Zum Abschluss appellierte er an alle Akteure, den Wandel nicht als Risiko, sondern als historische Chance zu begreifen. Es sei keine Frage, ob wir uns ändern werden, sondern wie schnell und selbstbewusst wir das tun können
Ein Weckruf aus der Industrie
Tanja Gönner (BDI) eröffnete ihren Impuls mit einem eindringlichen Aufruf: „Der Snooze-Button ist keine Option mehr“. Sie betonte, dass die aktuellen geopolitischen Entwicklungen ein Umdenken erfordern. Europa könne es sich nicht länger leisten, nur zu reagieren, sondern müsse entschlossen handeln, um seine Resilienz und Wettbewerbsfähigkeit nachhaltig zu stärken – es brauche eine strategische Neuausrichtung der europäischen Wirtschaftspolitik.
Die EU müsse ihre wirtschaftliche Durchsetzungskraft konsequenter nutzen, insbesondere im Hinblick auf den Binnenmarkt, der als größter Wirtschaftsraum weltweit ein entscheidender Hebel für geopolitischen Einfluss sei. Doch bislang werde dieses Potenzial nicht ausreichend ausgeschöpft. Gönner identifizierte zwei Schlüsselbereiche, auf die sich die europäische Industriepolitik fokussieren müsse: Sicherheit sowie Resilienz und Wettbewerbsfähigkeit. Erstere sei durch die veränderte sicherheitspolitische Lage zwingend erforderlich. Europa müsse seine Verteidigungsfähigkeiten eigenständig ausbauen und strategische Abhängigkeiten reduzieren. Europa müsse mit diversifizierten Handelsbeziehungen bei fairen Wettbewerbsbedingungen dem wachsenden Protektionismus aus den USA begegnen. Es brauche eine aktive Wirtschaftspolitik, die sich an den Prinzipien des Clean Industrial Deal (CID) orientiere. Dieser setze wichtige Impulse für eine klimafreundliche, innovative Industriepolitik. Es gelte, gezielte Investitionen in Schlüsseltechnologien wie künstliche Intelligenz, digitale Vernetzung und nachhaltige Produktion voranzutreiben. In diesem Zusammenhang betonte Gönner auch die Notwendigkeit einer effektiven Entbürokratisierung in Europa.
Abschließend macht sie klar: Ein dramatischer Wandel ist unerlässlich. Europa brauche nun die Bereitschaft aller Beteiligten, der Kommission, des Rates, der Mitgliedstaaten sowie des Parlaments, um den Durchbruch zu schaffen. „Wir haben vielleicht nicht mehr so viele Gelegenheiten“, mahnte sie.

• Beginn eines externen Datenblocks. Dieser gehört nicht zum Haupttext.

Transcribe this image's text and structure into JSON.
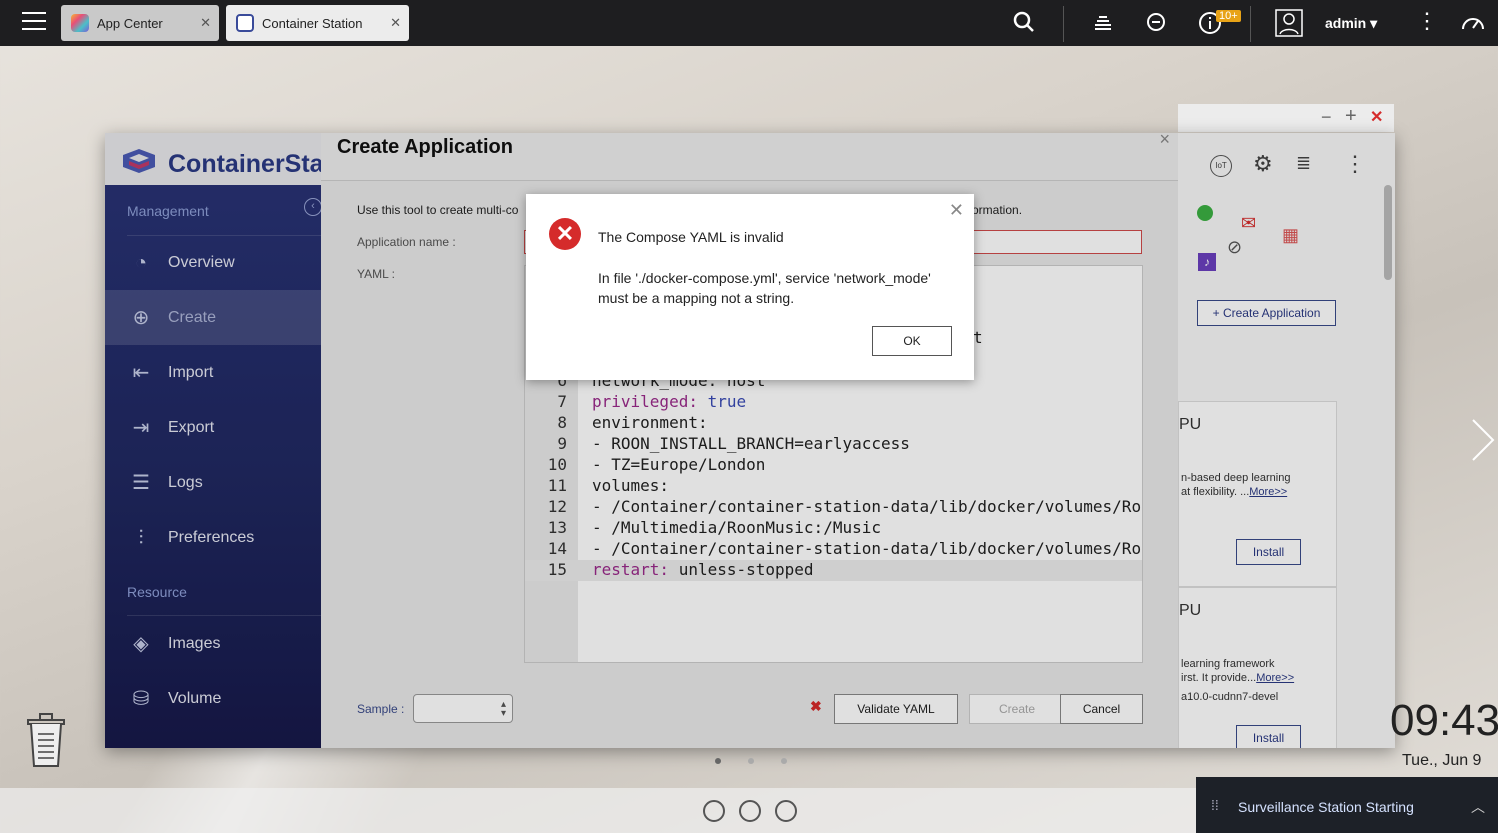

Ohne hochwertige Arbeitsplätze kein starkes Europa
Auf die Ausführungen von Tanja Gönner folgte Heiko Reese (IG Metall), der die industriepolitischen Herausforderungen aus Sicht der Arbeitnehmervertretung beleuchtete. Er skizzierte die Probleme der energieintensiven Industrie – hohe Energiepreise, regulatorische Unsicherheiten und wachsende Bürokratie. Reese begrüßte die industriepolitischen Initiativen der EU-Kommission und den sektoralen Action Plan, warnte aber vor beschleunigter Deindustrialisierung, die ganz Europa betreffen würde.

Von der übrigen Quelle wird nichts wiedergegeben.